“I’m still resentful that Don was such a workaholic for so many years, especially when the kids were little!” Carla told us bluntly during one of our coaching conversations with her.
Among other things, Carla had been telling us that her 35 year marriage was empty and she and her husband picked at each other constantly.
She knew they’d never divorce but was tired of the misunderstandings and felt like they hadn’t been able to really talk for over 15 years.
Before then, she’d had a short emotional affair with a guy she’d worked with because she was so lonely but she’d owned up to it at the time and stopped it.
Both Carla and Don had been holding on to old grievances and it was making their lives miserable.
What do you do in a situation like this?
Hold on, stay in a lifeless marriage and hope for the best?
Pray for a miracle?
The truth is that we are all always doing the best we can with the thinking we have in the moment.
–>Here’s a way to get back to trusting and loving<–
And we often aren’t aware of or choose to ignore the hurt that our actions cause others because this “thinking” tells us that a course of action is the best we can do at the time.
In our lives, when it’s come to forgiveness, we’ve seen that we had a part in whatever dance that went on.
As Otto was writing his book, Preaching to Monkeys, he saw that all his hurt and anger toward his father was a waste of his time and energy.
He saw that in many instances, there wasn’t anything to forgive because what he imagined really didn’t happen.
Forgiveness came naturally when he understood his father at a deeper level and understood his younger self.
We’ve discovered that if you feel you’ve been wronged and are holding out on forgiveness, you’re holding yourself tightly everywhere in the world.
Holding onto resentments affects every part of your life and even though you’ve probably heard it before, forgiveness is you letting go of what’s keeping you stuck.
Here are 3 ways to forgive when it’s hard…
1. Know that you do have a choice.
We often don’t think we have a choice when it comes to forgiveness but we really do.
This choice comes in every moment whether to latch onto the thoughts that keep you stuck and in the past or choose to focus on what brings your joy in this present moment.
When you realize that these are just thoughts that are fleeting, you don’t have to keep living in a painful past.
2. Drop what happened and stop reliving it over and over.
Sure bad things happen and we’re not making light of terrible events that may have occurred to you.
What we do know is that the people who have come through difficult situations have focused on the present moment and live in the fullness of who they truly are at their core.
When people hold onto resentments as Carla and Don are doing and relive them, they’ve decided that it’s more important to keep the pain and anger alive than their own peace.
When you make your peace of mind more important than making the other person pay, your life opens up and new possibilities can happen.
3. Continue to open as love in every moment (even when you’re tempted to shut down), especially for yourself.
When you open as love for yourself, you can see what will serve you in the highest way.
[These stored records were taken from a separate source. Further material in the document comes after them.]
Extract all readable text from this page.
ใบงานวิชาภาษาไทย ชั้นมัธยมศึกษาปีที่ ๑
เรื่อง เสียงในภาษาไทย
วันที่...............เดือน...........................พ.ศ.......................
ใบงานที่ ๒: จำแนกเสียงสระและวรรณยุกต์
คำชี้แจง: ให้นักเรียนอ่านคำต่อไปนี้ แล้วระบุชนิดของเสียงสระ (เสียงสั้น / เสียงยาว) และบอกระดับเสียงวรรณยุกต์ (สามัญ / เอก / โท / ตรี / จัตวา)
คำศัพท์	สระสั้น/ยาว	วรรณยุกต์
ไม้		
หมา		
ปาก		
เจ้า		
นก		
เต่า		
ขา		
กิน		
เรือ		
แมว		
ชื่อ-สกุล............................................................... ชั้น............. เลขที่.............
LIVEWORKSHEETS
It might be that you open to loving this person again, starting in small ways.
It might be that you set healthy, loving boundaries with someone.
It might be that you lovingly cut ties with someone.
When you open as love to yourself and to others, you will be guided as to what your next step is.
Forgiveness is for yourself and you leading a healthy, vibrant life.
If you’re holding onto grudges from the past, look toward the freedom of letting those go.